Here is what the gospel of efficiency tells us: If a process can be made faster, it must be made faster.
If a human can be replaced, the human must be replaced.
There is an almost zealous religiosity to this idea, and its one that few of us would ever question. The immediate beneficiaries of AI will no doubt capture the headlines — companies laying off workers, streamlining operations, extracting capital at breathtaking speed. Rational actors, all of them.
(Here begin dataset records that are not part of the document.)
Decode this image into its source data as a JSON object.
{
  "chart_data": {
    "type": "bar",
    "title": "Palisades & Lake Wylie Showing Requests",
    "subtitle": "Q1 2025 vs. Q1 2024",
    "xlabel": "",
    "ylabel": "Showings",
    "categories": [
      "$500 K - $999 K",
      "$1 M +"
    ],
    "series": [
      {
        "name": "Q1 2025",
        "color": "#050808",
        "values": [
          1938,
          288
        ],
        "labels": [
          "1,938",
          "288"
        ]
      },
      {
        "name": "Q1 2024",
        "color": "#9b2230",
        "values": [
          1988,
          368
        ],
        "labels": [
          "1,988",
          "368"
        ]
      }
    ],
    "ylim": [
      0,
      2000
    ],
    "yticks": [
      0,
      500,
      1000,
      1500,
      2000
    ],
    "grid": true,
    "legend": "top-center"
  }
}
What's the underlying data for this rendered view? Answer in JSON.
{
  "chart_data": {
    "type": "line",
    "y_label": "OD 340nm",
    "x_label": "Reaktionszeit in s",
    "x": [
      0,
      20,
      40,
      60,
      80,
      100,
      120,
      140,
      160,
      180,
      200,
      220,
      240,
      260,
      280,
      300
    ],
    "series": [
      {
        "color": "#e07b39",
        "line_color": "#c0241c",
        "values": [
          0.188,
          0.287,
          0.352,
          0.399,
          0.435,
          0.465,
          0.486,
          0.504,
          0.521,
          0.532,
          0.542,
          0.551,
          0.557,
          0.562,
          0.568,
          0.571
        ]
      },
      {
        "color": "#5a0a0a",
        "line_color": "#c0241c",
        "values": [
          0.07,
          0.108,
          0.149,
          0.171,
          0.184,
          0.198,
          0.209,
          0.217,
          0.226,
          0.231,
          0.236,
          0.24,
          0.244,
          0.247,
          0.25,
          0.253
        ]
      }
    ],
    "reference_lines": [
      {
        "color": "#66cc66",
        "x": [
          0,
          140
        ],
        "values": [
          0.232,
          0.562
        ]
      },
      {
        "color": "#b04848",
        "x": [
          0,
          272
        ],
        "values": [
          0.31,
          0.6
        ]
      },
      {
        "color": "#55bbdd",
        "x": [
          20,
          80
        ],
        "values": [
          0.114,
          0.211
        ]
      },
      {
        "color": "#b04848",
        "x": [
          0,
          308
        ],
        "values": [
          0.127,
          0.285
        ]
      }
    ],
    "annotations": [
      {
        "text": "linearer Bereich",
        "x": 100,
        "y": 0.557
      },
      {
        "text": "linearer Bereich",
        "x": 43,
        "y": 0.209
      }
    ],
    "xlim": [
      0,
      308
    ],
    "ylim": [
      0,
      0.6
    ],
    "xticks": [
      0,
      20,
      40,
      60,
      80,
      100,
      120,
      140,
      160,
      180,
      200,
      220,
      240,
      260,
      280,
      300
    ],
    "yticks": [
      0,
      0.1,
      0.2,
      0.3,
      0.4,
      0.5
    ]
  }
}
Except these are all fictions.
They are stories we tell ourselves about the purpose of a company, stories written by people whose time horizon ends at the next earnings call and whose moral imagination, if it exists, resides somewhere in the P&L statement.
Although AI is an obvious factor in where work and employment go in the future, Markowitz doesn’t think AI is the core problem.
This is not about AI. I need to say that clearly, and I need you to hear it. This was never about AI.
Every generation has faced a version of this moment.
The printing press, locomotive, electricity, assembly line, and internet were all deemed poised to destroy some important aspect of human society. Markowitz contends that at the center of those panics was a question often left unsaid, “Are we our tools, or are we something more?”
But why does it seem like right now things are much worse than before. Markowitz offers this that rings true to me.
The reason this moment feels so acute, so existential, is not because AI is uniquely powerful — although it is. It’s because AI has arrived at precisely the moment when we have already hollowed out so much of what makes work meaningful.
We have already financialized everything. We have already reduced human beings to line items and disposed of them like inventory. We have already built an economy that treats people as costs to be minimized rather than as the very source of the value being created.
AI didn’t cause this. AI is just holding up a mirror, and we don’t like what we see.
I’ll let you read Markowitz’s entire article. It’s not long and well worth your time. Pass this article on to coworkers and anyone within corporate management who might hear its message. As a society, we don’t have much choice but to alter our perspective on how AI and other technologies serve us as tools or replace us altogether. I know it seems like all companies are run be evil overlords, but I refuse to believe that’s true. Markowitz doesn’t either.
I’ve seen it in the owner who refuses to lay off her team even though the math says she should. I’ve seen it in the small manufacturer who keeps his factory in the town where he grew up because the town needs the jobs more than he needs the savings. I’ve seen it in the founder who looks at AI and says: This is a tool, and I will decide how it serves us — not the other way around. These people exist.
Even while AI, automation, and robotics continue to be developed and deployed unabated, which I expect will happen at exponentially increasing speeds, if we can instill in workers, management, and investors that the long view is preferable, a view that values humans over money and efficiency, maybe we can avoid the worst of what’s on the horizon as AI becomes a ubiquitous part of our lives.